FPF (First Principles Framework) — Orchestration

Multi-Agent

FPF addresses multi-agent coordination conceptually (Part D covers distributed/multi-agent patterns) but does not ship software for it.

Orchestration Pattern

Not applicable at the FPF level. FPF defines patterns for reasoning about work assignment, boundary drawing, and decision authority — which are the inputs to orchestration decisions — but not orchestration mechanisms themselves.

Execution Mode

Not applicable. FPF is a reference specification.

Isolation Mechanism

Not applicable.

Multi-Model

Not applicable. FPF is model-agnostic.

Consensus Mechanism

FPF defines formal prerequisites for "admissible comparison" (A.17–A.19), which can be thought of as a consensus-readiness check: a comparison is not admissible until all declared characteristics are populated for all alternatives and parity holds. This is a conceptual consensus protocol, not a software implementation.

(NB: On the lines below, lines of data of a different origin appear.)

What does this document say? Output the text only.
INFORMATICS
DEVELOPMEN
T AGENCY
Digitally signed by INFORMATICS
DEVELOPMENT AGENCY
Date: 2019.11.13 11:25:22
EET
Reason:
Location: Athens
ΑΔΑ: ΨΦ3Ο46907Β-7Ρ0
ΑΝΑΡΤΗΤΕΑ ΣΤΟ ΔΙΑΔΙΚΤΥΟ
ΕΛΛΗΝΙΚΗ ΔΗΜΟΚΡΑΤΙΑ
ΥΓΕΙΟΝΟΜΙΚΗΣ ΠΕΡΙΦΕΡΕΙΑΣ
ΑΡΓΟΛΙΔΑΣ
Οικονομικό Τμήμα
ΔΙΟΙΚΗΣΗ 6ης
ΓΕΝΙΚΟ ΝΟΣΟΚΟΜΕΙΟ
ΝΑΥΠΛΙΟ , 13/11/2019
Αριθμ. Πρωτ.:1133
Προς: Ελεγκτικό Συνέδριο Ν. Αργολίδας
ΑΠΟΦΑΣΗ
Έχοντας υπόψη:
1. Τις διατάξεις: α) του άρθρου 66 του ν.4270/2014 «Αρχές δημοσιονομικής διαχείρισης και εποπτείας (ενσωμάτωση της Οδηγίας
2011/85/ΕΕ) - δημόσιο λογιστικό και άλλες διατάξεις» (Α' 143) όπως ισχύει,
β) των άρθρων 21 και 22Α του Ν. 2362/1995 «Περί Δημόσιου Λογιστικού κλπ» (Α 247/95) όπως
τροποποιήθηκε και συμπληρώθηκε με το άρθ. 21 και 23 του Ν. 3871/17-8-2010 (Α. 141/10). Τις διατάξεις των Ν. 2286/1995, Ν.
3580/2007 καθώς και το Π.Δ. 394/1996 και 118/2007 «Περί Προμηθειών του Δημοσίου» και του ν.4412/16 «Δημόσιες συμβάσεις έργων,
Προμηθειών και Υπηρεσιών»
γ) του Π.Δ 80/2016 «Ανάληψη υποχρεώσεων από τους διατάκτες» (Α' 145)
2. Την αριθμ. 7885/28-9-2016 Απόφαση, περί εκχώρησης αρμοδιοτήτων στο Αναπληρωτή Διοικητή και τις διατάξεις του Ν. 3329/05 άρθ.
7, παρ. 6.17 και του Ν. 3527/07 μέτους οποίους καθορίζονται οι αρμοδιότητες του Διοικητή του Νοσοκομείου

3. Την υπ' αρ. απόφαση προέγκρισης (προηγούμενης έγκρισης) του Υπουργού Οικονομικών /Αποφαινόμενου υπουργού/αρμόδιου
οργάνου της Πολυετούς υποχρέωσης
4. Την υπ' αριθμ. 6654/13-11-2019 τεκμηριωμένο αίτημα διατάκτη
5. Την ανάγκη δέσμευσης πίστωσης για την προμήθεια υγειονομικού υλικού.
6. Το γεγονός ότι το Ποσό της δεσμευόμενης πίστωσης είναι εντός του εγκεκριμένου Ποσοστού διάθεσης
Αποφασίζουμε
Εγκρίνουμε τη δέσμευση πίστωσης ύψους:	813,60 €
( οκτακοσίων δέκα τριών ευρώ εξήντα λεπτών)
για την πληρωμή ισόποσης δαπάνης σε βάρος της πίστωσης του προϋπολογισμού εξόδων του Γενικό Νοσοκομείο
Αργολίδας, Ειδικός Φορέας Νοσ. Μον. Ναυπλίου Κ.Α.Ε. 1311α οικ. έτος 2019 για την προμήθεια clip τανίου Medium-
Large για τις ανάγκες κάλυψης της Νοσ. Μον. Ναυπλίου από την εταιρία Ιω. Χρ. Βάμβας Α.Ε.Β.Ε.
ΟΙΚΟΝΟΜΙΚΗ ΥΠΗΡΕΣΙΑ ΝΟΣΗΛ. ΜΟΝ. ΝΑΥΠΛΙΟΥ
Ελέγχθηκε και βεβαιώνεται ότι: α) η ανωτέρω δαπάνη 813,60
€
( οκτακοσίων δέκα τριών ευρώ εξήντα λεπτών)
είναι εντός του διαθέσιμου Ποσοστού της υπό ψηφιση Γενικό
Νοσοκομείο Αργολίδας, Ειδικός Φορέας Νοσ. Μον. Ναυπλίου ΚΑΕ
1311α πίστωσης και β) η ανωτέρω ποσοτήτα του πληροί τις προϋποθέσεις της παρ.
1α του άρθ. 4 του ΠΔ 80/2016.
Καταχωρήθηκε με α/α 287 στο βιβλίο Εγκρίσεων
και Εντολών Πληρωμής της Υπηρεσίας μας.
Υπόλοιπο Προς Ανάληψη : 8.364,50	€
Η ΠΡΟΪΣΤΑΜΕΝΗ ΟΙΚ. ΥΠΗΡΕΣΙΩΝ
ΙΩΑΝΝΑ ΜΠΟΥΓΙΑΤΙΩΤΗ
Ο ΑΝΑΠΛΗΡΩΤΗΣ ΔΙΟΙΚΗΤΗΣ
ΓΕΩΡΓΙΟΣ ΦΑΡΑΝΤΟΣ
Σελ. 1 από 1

Formal Constructs Relevant to Orchestration

WorkCommission

FPF defines WorkCommission as "bounded execution authority between a DecisionRecord and a runtime run" (referenced in spec, implemented in quint-code/haft). A WorkCommission:

  • Has explicit scope from a parent DecisionRecord
  • Carries invariants and claims as guardrails
  • Has lifecycle: created → claimed → executing → complete/failed

Decision Boundary (from AGENT_CONTRACT.md in quint-code)

"Agent may frame, explore, compare, and recommend when delegated. Agent must stop at Choose → Execute boundary and wait for human confirmation."

This is the core FPF principle on agent autonomy: agents can apply all reasoning patterns up to the moment of choice, but the choice itself requires human authorization.

Auto-Validators

None in the FPF spec itself. R_eff provides a formal framework for evidence quality assessment that could be implemented as an automated validator.

08

Ui Cli Surface

FPF (First Principles Framework) — UI & CLI Surface

CLI Binary

None. FPF ships no software.

Local UI

None.

Distribution Surface

Two markdown files in a GitHub repository:

  • Readme.md — entry navigation guide
  • FPF-Spec.md — ~71KB normative specification

Human Interface

Reading and applying the pattern language. The README provides:

  • Entry points organized by problem type (project alignment, boundary unpacking, admissible comparison, etc.)
  • Worked examples as prose narratives
  • Navigation via pattern IDs (A.1, B.3, C.27, E.9, etc.)

AI Integration

FPF includes "AI-assistant prompt recipes" within the spec for applying FPF patterns in AI agent workflows. No formal MCP integration or plugin format.

Primary Consumer: quint-code/haft

The quint-code/haft framework in this batch implements FPF programmatically:

  • haft_problem — MCP tool implementing FPF problem framing
  • haft_solution — implements FPF exploration with diversity checks
  • haft_decision — implements FPF decision contract with invariants and evidence
  • internal/fpf/ — Go package computing FPF quantities (R_eff, Pareto front, etc.)
  • .haft/*.md — markdown projections of FPF artifacts

Observability

None at the FPF level. The quint-code/haft implementation provides observability via its CLI (haft check, haft spec check, etc.).